As of the 2007-08 school year there were 21,582 Nevada youngsters enrolled in non-public schools, 74.9% of whom lived in either Clark or Washoe counties. The total private school enrollment represents about 5% of the total K-12 enrollment in the state. Private school enrollments are highest in K-3 and decline as the grade level increases. [NDoE pdf] While the Romney Campaign has offered few details about his educational policies — Now, why are we not surprised by that? — the outlines are shaping up as Coupon Conservatism primarily benefiting those private schools. There are some pieces of the puzzle from the former Massachusetts Governor:
“Right now, some $26 billion in federal funds goes to districts based on how many of those students – whose needs tend to increase the costs of education – attend their schools. Romney would instead provide a voucher of sorts that would allow each student to take the federal funds and use them to attend any in-state school of the family’s choice, potentially including private schools.”
“For the first time in history, federal education funds will be linked to the student, so that parents can send their child to any public or charter school of their choice,’’ Romney said. [BostonGlobe](emphasis added)
The Numbers Game
The Glitch: The “voucher of sorts” nomenclature may allow the campaign to say This Isn’t A Voucher Program — without saying…This is a Voucher Program. It’s also confusing.

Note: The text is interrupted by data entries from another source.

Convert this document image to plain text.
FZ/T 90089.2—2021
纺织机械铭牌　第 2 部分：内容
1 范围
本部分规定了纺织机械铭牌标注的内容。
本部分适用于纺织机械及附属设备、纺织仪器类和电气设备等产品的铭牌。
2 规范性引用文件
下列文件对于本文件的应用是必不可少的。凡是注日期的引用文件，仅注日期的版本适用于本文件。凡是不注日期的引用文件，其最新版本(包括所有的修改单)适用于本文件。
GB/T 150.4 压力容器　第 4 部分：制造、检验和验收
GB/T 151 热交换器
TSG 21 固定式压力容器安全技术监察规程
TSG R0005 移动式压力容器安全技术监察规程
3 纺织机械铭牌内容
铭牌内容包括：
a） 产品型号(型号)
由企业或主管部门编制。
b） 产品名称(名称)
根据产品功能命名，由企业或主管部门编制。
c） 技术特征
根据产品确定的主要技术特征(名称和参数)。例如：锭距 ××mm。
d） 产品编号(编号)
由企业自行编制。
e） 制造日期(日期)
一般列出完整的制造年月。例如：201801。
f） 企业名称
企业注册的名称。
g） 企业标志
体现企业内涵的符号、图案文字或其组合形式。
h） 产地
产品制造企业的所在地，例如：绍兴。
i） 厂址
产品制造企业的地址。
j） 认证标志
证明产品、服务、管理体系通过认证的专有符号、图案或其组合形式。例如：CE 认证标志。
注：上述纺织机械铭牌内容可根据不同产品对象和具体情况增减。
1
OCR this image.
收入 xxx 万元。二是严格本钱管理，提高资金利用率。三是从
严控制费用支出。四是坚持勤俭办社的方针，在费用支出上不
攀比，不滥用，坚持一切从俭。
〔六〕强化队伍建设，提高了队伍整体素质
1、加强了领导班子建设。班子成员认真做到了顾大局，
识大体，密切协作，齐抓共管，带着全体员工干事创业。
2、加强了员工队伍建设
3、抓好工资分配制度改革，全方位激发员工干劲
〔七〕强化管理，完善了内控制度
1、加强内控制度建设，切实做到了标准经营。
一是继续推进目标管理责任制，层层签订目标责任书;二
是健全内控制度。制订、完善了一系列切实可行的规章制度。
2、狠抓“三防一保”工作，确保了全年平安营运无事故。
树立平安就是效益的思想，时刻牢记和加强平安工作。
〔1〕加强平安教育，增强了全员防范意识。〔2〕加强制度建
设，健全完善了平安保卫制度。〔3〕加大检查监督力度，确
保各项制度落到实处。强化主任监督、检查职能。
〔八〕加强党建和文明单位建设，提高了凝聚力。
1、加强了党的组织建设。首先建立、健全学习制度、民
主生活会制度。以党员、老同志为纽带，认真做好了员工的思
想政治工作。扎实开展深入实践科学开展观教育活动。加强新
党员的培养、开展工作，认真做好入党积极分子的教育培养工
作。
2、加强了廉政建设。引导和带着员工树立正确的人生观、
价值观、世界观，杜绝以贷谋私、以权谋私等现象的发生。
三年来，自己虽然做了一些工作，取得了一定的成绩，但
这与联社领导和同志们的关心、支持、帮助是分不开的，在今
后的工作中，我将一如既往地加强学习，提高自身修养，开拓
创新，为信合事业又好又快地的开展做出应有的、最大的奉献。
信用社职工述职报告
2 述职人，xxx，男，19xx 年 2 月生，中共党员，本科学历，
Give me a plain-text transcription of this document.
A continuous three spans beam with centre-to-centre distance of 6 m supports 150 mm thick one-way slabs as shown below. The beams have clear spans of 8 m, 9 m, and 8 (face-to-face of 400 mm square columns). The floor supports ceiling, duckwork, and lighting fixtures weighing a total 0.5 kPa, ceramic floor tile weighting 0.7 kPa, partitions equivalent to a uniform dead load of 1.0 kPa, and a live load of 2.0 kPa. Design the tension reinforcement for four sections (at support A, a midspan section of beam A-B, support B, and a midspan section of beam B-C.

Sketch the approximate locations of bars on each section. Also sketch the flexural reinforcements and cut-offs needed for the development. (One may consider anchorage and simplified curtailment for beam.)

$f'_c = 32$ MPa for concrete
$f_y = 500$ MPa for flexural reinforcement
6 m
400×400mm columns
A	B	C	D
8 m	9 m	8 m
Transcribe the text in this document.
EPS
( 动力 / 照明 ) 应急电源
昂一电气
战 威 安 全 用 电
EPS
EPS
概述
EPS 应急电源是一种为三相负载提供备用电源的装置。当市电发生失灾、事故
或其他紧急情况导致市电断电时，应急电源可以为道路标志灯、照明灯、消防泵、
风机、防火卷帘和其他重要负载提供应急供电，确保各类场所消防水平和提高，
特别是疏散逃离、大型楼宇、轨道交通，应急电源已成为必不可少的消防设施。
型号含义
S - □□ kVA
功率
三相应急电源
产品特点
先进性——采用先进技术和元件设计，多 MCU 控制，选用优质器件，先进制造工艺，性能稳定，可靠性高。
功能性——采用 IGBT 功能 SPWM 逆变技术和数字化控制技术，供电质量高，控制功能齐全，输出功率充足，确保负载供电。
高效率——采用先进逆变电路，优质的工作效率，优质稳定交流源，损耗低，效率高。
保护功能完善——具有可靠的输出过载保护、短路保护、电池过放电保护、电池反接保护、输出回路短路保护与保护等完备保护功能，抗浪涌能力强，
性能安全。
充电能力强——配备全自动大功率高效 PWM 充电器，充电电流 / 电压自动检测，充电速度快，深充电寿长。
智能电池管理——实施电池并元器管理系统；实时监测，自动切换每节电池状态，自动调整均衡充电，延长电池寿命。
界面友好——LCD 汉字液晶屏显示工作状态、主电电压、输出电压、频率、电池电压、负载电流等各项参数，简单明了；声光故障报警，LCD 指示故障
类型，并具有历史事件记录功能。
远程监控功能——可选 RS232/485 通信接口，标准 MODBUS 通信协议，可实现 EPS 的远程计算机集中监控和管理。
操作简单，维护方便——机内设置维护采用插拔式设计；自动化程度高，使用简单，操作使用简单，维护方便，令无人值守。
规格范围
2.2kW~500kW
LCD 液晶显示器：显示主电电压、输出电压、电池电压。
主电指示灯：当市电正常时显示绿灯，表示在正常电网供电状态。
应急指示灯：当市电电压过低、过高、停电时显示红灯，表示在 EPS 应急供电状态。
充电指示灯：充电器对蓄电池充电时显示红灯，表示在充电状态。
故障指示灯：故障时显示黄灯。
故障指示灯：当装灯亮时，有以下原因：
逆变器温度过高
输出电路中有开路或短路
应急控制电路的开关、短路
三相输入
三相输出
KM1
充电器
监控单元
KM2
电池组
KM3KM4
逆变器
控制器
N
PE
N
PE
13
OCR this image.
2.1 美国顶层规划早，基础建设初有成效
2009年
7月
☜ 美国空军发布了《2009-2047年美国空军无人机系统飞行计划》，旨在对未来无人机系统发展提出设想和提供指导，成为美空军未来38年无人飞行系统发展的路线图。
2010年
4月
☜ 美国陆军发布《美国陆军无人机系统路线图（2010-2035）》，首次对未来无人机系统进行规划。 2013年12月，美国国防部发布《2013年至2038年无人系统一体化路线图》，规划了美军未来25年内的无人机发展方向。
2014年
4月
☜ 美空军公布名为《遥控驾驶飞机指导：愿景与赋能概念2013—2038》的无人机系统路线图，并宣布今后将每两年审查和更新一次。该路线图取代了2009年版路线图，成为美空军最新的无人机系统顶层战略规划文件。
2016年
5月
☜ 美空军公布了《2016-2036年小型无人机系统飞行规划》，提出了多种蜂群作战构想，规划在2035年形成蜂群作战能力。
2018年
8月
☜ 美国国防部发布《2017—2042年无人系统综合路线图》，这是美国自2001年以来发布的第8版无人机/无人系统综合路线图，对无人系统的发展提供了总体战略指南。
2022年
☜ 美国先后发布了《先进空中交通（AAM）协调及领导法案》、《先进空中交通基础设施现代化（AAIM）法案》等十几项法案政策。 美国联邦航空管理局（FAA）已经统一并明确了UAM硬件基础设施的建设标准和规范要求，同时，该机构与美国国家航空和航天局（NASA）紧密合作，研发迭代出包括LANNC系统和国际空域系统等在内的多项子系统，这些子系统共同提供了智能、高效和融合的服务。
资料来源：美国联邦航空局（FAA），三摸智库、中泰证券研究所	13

Federal funding for K-12 education isn’t a single large pot portioned out on a per child basis.
For example, how would the Romney Administration allocate funding per child IF the federal money “travels with the child?” Is the child eligible for PL 874 “impact funding?” PL81- 874 allocates funding to school districts which serve Native American youngsters who live on non-taxed tribal lands. [Fed funding pdf] Would the Department of Education have to calculate a “withdrawal coupon value” for a Reservation youngster who enrolls in a charter or non-public school?
Is the child eligible for Title I Migrant education programs? Or does he or she attend a school eligible for Title I “basic” funding? Is the child eligible for funding for educating abused, neglected, or delinquent young persons? Is the child currently attending a public school which receives IDEA funding? Or, occupational and vocational training funds?
Does federal funding appropriated for teacher training, curriculum development, and other educational improvement programs become part of the pot and divvied up on a per individual student basis? Are Title IX funds for training and professional development part of the Student’s Coupon?
Does he or she take the lunch money too? Does some poor soul have to determine if the youngster is eligible for free or reduced price school lunches? If so, does the allocation to the state have to be calculated on a per child basis and sent along with the child to his or her new school? Is the little pupil eligible for services for special needs students? Are funds appropriated for the training of food service personnel who provide meals for special needs children to be included in the “per child coupon?”
Who gets to calculate the value of commodity food and sort out the price tags associated with federal and state reimbursement rates? Is this to be part of the “per child coupon?”
Not to belabor this point, but if we simply add up all the federal funding sent to the State of Nevada and divide it up by the total enrollment numbers, then is a first grader enrolling in a private school who is not classified as a special needs student; who is not eligible for free or reduced price lunches, who does not live on a Reservation, and who is not of an age to benefit from occupational education and training funds … taking money with him to which he is not entitled? Is he or she entitled to “take money” along that has been allocated for science education equipment? For teacher training and professional development?
If we agree that federal funding for specific targeted purposes (Special Education, Nutrition Programs, PL 81-874, Title I, etc.) should be retained for those who truly need the services — then who has to calculate precisely what amount of money follows each individual child? There’s an accounting issue of the first water — whomever has to perform all the calculations. Sound easy? Then remember that there are 55,350,000 youngsters enrolled in U.S. public schools. [NCES]
Perhaps these questions are why the Romney campaign is being a bit vague about the details? The former Governor hasn’t clarified what constitutes “the federal funds” which might be equitably “linked to the student” and until that happens all we have in hand is a accounting nightmare of astounding proportions.